Female millennials are not alone in their expectation that power will and should be evenly distributed between men and women. As authors and researchers Morley Winograd and Michael D. Hais wrote in the National Journal, "The attitude of the millennial generation…that will have most impact on the daily lives of Americans is the distinctive and historically unprecedented belief that there are no inherently male or female roles in society."
Millennial men and women truly care about equality and government that is an accurate representation of the electorate. It's a good year to consider the impact predicted by Winograd and Hais, as we're bound to start making it apparent at the polls.
Marriage equality cometh. It was a frustrating day in October when a federal judge delayed ruling on the marriage equality case that could have opened the doors for everyone to marry his or her chosen partner. When the trial resumes in February, millennials will absolutely expect justice to prevail and marriage to become equal in our state. Polls show that a whopping 81 percent of adults 18-29 support marriage equality. Though it seems there's little we can do to make an impact before that point, if the ruling goes any other way, rest assured there will be action, and millennials will be in the throes of it.
Big, attractive, exciting ideas.

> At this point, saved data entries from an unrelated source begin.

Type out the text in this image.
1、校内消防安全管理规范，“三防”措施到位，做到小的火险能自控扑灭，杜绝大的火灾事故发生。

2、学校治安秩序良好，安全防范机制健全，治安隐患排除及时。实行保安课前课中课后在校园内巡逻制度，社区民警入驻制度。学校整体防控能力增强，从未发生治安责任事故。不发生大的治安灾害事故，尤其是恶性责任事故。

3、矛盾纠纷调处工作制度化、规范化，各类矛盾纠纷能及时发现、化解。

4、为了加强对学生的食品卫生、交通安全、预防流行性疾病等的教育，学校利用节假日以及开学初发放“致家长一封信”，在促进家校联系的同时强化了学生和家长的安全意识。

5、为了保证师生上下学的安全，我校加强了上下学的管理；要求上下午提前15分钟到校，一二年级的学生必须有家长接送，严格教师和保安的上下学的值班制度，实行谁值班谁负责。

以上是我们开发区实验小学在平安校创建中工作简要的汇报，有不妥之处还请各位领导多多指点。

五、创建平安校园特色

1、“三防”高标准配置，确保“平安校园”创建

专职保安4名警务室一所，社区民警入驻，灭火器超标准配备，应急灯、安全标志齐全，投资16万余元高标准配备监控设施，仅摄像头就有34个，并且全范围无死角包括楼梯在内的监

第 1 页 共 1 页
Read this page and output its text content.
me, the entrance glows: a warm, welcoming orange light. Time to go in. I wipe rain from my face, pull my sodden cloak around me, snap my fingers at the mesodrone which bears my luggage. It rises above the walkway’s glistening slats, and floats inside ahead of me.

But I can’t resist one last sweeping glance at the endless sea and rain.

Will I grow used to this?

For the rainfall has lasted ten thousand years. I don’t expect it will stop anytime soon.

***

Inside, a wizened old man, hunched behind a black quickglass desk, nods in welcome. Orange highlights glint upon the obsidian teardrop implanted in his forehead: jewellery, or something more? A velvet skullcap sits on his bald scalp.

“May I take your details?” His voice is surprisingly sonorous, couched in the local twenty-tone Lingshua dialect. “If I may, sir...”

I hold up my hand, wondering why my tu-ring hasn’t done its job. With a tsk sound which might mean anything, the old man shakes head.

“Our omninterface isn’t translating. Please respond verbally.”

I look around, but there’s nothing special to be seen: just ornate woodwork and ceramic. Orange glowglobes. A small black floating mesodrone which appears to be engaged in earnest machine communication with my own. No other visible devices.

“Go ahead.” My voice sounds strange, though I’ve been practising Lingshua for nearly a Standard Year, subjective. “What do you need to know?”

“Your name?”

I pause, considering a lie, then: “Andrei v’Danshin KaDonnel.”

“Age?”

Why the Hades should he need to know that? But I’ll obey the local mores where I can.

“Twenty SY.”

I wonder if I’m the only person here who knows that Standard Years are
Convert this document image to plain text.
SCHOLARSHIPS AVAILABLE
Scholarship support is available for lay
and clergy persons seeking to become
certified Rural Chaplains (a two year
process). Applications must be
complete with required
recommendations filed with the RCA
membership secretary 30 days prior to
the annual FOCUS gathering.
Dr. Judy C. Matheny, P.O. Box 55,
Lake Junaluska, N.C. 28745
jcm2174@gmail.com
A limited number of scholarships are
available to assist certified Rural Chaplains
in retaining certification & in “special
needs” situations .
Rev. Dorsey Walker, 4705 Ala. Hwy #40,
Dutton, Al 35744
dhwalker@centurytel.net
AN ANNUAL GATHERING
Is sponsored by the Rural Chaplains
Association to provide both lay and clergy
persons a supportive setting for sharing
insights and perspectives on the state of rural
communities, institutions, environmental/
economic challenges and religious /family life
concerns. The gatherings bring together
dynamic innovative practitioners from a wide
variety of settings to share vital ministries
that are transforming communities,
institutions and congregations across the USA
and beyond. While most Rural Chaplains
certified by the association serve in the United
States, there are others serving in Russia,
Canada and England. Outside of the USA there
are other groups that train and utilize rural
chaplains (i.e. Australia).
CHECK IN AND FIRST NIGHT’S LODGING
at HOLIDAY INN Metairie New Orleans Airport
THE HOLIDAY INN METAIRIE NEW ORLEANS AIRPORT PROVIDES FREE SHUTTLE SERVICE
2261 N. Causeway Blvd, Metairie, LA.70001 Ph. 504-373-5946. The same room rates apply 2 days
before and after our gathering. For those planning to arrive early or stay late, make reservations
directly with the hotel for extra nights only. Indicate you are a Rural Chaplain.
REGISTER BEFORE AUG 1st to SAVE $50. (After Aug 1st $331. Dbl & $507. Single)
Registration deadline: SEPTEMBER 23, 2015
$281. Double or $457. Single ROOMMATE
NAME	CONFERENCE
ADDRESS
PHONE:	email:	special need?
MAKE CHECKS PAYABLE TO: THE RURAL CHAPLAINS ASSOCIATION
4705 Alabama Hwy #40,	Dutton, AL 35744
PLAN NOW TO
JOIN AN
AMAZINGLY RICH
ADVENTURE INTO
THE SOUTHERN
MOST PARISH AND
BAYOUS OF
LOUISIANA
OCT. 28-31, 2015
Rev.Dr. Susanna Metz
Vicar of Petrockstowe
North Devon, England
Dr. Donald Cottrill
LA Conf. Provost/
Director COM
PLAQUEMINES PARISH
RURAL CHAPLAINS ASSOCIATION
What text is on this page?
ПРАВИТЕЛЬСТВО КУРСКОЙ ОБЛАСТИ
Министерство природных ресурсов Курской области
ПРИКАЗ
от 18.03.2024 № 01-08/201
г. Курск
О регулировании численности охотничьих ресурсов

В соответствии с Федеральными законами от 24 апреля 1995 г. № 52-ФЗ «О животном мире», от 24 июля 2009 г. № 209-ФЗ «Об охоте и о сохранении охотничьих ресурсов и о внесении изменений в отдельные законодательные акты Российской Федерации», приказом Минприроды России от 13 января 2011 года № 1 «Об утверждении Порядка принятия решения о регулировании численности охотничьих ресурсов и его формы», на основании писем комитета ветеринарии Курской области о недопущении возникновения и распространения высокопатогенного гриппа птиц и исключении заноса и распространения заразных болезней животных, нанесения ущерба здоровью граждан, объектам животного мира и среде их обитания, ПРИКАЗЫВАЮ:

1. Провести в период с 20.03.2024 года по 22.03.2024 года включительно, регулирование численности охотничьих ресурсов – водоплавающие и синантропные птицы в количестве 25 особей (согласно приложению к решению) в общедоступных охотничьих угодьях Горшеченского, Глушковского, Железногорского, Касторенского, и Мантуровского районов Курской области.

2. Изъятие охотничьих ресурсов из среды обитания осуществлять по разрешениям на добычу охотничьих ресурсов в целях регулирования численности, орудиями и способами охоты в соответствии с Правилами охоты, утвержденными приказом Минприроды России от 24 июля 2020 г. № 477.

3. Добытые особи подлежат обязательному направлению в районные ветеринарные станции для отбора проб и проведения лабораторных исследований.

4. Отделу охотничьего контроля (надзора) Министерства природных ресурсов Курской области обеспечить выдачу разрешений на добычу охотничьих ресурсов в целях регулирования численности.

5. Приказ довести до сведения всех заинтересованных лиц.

While Michigan should be concerned with the demands of its own millennials, it should also be focused on how to attract those outside the state.
Nationwide, the economic development world is tripping all over itself to lure millennials with big ideas centered on incentivizing innovation and creating livable communities where young professionals want to call home.
Bear in mind that "livable" doesn't mean public art and high rises. Vocativ's recent livability index measured the best cities for people 35 and under, with measurements far more in tune with what millennials are looking for, such as internet access, music venues, public transportation and the average cost of living, including rent, groceries, and – ahem – beer.
Michigan is not without great ideas that address some of these criteria. A great example is the new Write-a-House program in Detroit that rewards resident writers with homeownership. It's a fabulous idea, and we need more of them. We need dozens of them. Because as much as older Michiganders may be tired of hearing about the demands of their own millennials, there's no doubt that in order to thrive, the state is going to need a lot more of us, this year and beyond.